The model learns which questions to ask and which thresholds to use by finding splits that best separate the classes. Each cyan question is a learned (feature, threshold) pair; each coloured leaf is a final prediction.
Gini Impurity
Gini measures how "mixed" a node's class distribution is:
Gini = 1 - Σ p²_i
| Scenario | Gini | Interpretation |
|---|---|---|
| All samples are benign | 0.0 | Pure node — perfect |
| 50% benign, 50% attack | 0.5 | Maximum uncertainty |
| 25% each of 4 classes | 0.75 | Very impure |
The tree tries every possible feature/threshold combination and picks the split that produces the largest decrease in Gini (information gain).
Key Code Pattern
Two parameters in the snippet below are worth flagging now so you don't get hung up on them: max_depth=4 caps how many yes/no questions the tree can ask in a row — we'll explore why this matters in Step 3: Depth and Overfitting. random_state=42 and np.random.seed(42) are reproducibility seeds (covered in Lesson 1.2): they lock the randomness so every run produces identical results. The number 42 itself is arbitrary.
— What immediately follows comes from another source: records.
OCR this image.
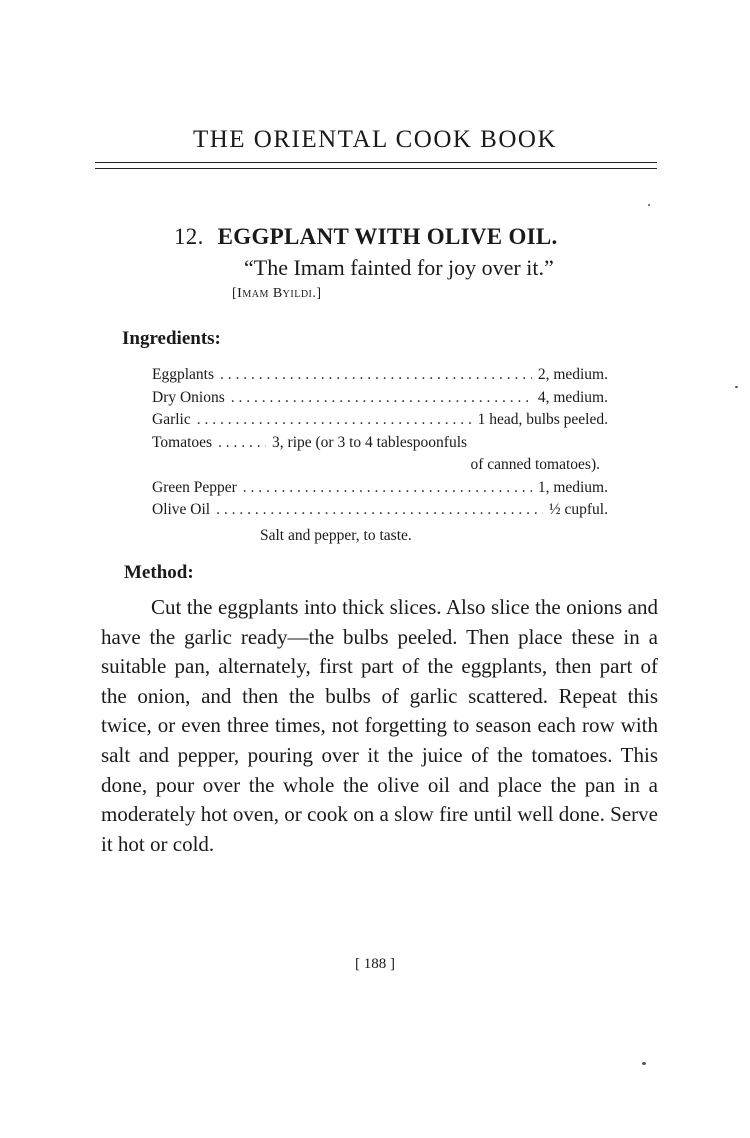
THE ORIENTAL COOK BOOK
12. EGGPLANT WITH OLIVE OIL.
“The Imam fainted for joy over it.”
[Imam Byildi.]
Ingredients:
Eggplants . . .	2, medium.
Dry Onions . . .	4, medium.
Garlic . . .	1 head, bulbs peeled.
Tomatoes . . .	3, ripe (or 3 to 4 tablespoonfuls
of canned tomatoes).
Green Pepper . . .	1, medium.
Olive Oil . . .	½ cupful.
Salt and pepper, to taste.
Method:

Cut the eggplants into thick slices. Also slice the onions and have the garlic ready—the bulbs peeled. Then place these in a suitable pan, alternately, first part of the eggplants, then part of the onion, and then the bulbs of garlic scattered. Repeat this twice, or even three times, not forgetting to season each row with salt and pepper, pouring over it the juice of the tomatoes. This done, pour over the whole the olive oil and place the pan in a moderately hot oven, or cook on a slow fire until well done. Serve it hot or cold.

[ 188 ]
from sklearn.tree import DecisionTreeClassifier
import numpy as np
# Synthetic network traffic dataset
np.random.seed(42) # reproducible random data (see Lesson 1.2)
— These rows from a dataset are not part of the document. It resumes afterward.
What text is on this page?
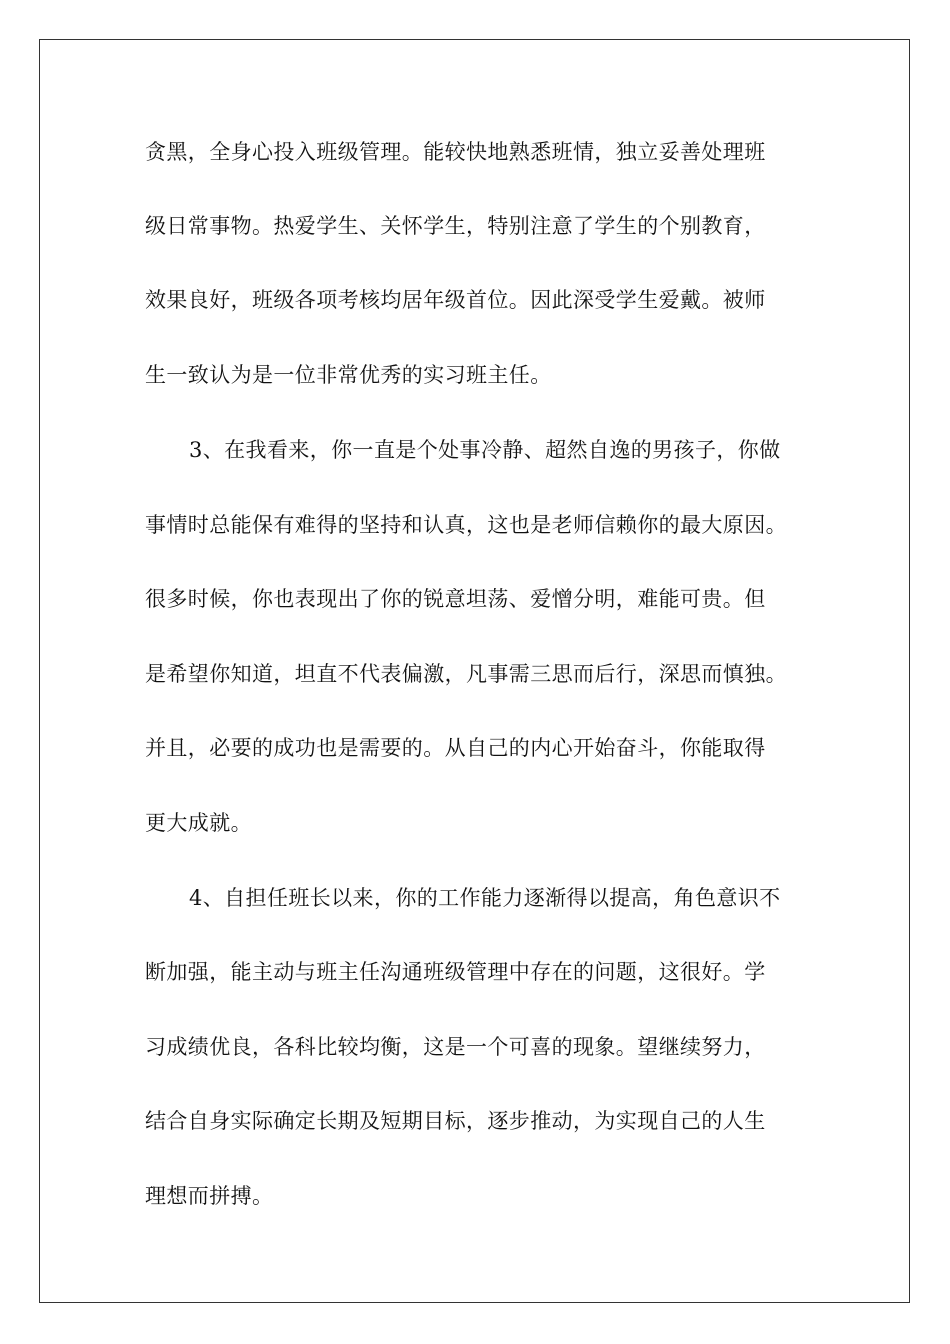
贪黑，全身心投入班级管理。能较快地熟悉班情，独立妥善处理班
级日常事物。热爱学生、关怀学生，特别注意了学生的个别教育，
效果良好，班级各项考核均居年级首位。因此深受学生爱戴。被师
生一致认为是一位非常优秀的实习班主任。
3、在我看来，你一直是个处事冷静、超然自逸的男孩子，你做
事情时总能保有难得的坚持和认真，这也是老师信赖你的最大原因。
很多时候，你也表现出了你的锐意坦荡、爱憎分明，难能可贵。但
是希望你知道，坦直不代表偏激，凡事需三思而后行，深思而慎独。
并且，必要的成功也是需要的。从自己的内心开始奋斗，你能取得
更大成就。
4、自担任班长以来，你的工作能力逐渐得以提高，角色意识不
断加强，能主动与班主任沟通班级管理中存在的问题，这很好。学
习成绩优良，各科比较均衡，这是一个可喜的现象。望继续努力，
结合自身实际确定长期及短期目标，逐步推动，为实现自己的人生
理想而拼搏。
# Features: connection_rate, bytes_sent, unique_dest_ports, ...
# Labels: 'benign', 'port_scan', 'exfiltration'
model = DecisionTreeClassifier(
max_depth=4, # limit tree depth — explained in Step 3
random_state=42, # reproducible training
)
model.fit(X_train, y_train)
# Classify a new connection
new_conn = [[55, 150000, 25, 30, 2, 5000]]
prediction = model.predict(new_conn)
print(f"Prediction: {prediction[0]}")
Think Deeper
A node has 60 benign and 40 attack samples. Calculate its Gini impurity by hand. What Gini would a perfect split produce?